There is the Omron HJ-203 series, but I do not know of any research determining their accuracy.
One difference between this study's results and my own experience with the Omron HJ-112 is in the erroneous detection of non-walking behavior. In this study, the researchers tested to see if 2 minutes of heel tapping, 2 minutes of leg swinging, and a 4-mile drive test would erroneously register steps on the pedometer. They found that it did not. However, I am one of those fidgeters who does rapid heel tapping, and I know from personal experience that the HJ-112 registers my rapid heel taps as steps when I wear it in the same pocket as the leg which is doing the rapid tapping. Thus, I have found that I need to remove the pedometer from my pocket when sitting at a desk; otherwise I may end up with more steps than I really have. This is not an issue, though, if I wear the pedometer on my hip.

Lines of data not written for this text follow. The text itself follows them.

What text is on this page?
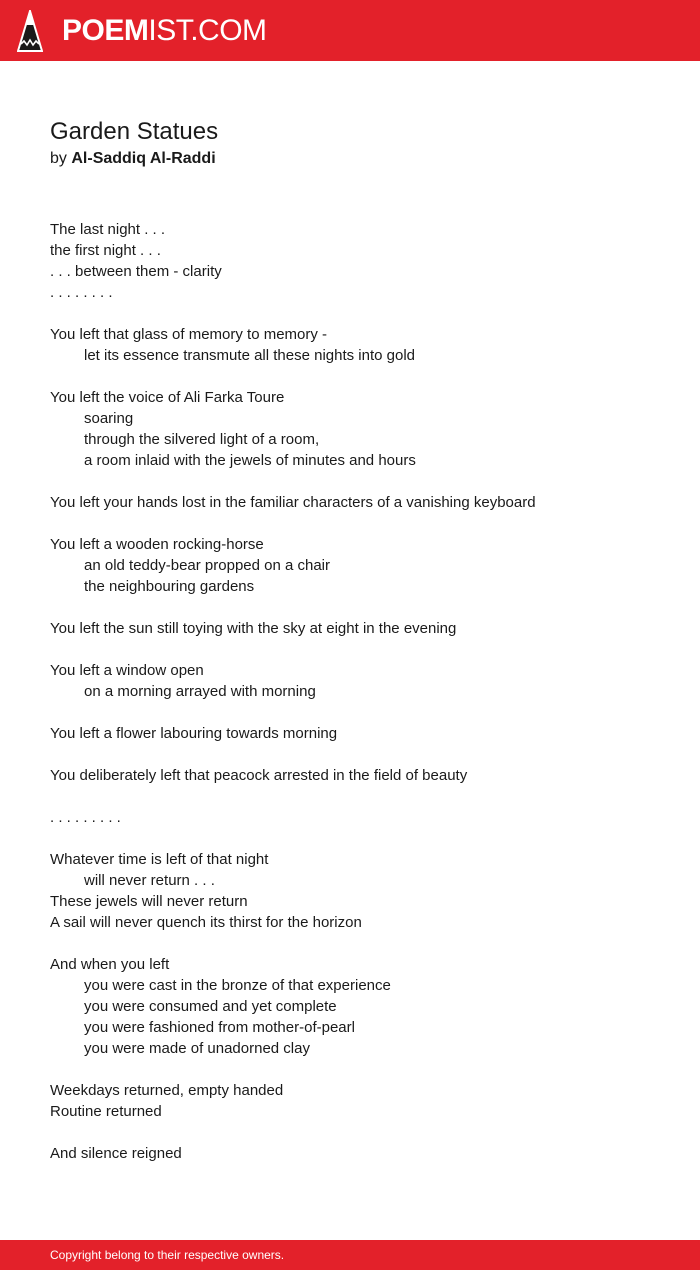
POEMIST.COM
Garden Statues
by Al-Saddiq Al-Raddi
The last night . . .
the first night . . .
. . . between them - clarity
. . . . . . . .
You left that glass of memory to memory -
let its essence transmute all these nights into gold
You left the voice of Ali Farka Toure
soaring
through the silvered light of a room,
a room inlaid with the jewels of minutes and hours
You left your hands lost in the familiar characters of a vanishing keyboard
You left a wooden rocking-horse
an old teddy-bear propped on a chair
the neighbouring gardens
You left the sun still toying with the sky at eight in the evening
You left a window open
on a morning arrayed with morning
You left a flower labouring towards morning
You deliberately left that peacock arrested in the field of beauty
. . . . . . . . .
Whatever time is left of that night
will never return . . .
These jewels will never return
A sail will never quench its thirst for the horizon
And when you left
you were cast in the bronze of that experience
you were consumed and yet complete
you were fashioned from mother-of-pearl
you were made of unadorned clay
Weekdays returned, empty handed
Routine returned
And silence reigned
Copyright belong to their respective owners.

One of the limitations of using a pedometer to assess physical activity is that it will not capture non-walking activity. However, research does indicate that pedometer step counts correlate reasonably well with other measures of physical activity. Also, given that walking at only 2 miles per hour will increase your energy expenditure by over 150% compared to sitting, a simple pedometer is a great, inexpensive way to help you increase your NEAT and overall daily energy expenditure. It gives you immediate feedback regarding your walking behavior through out the day, and can help encourage you to increase your walking behavior over that time span.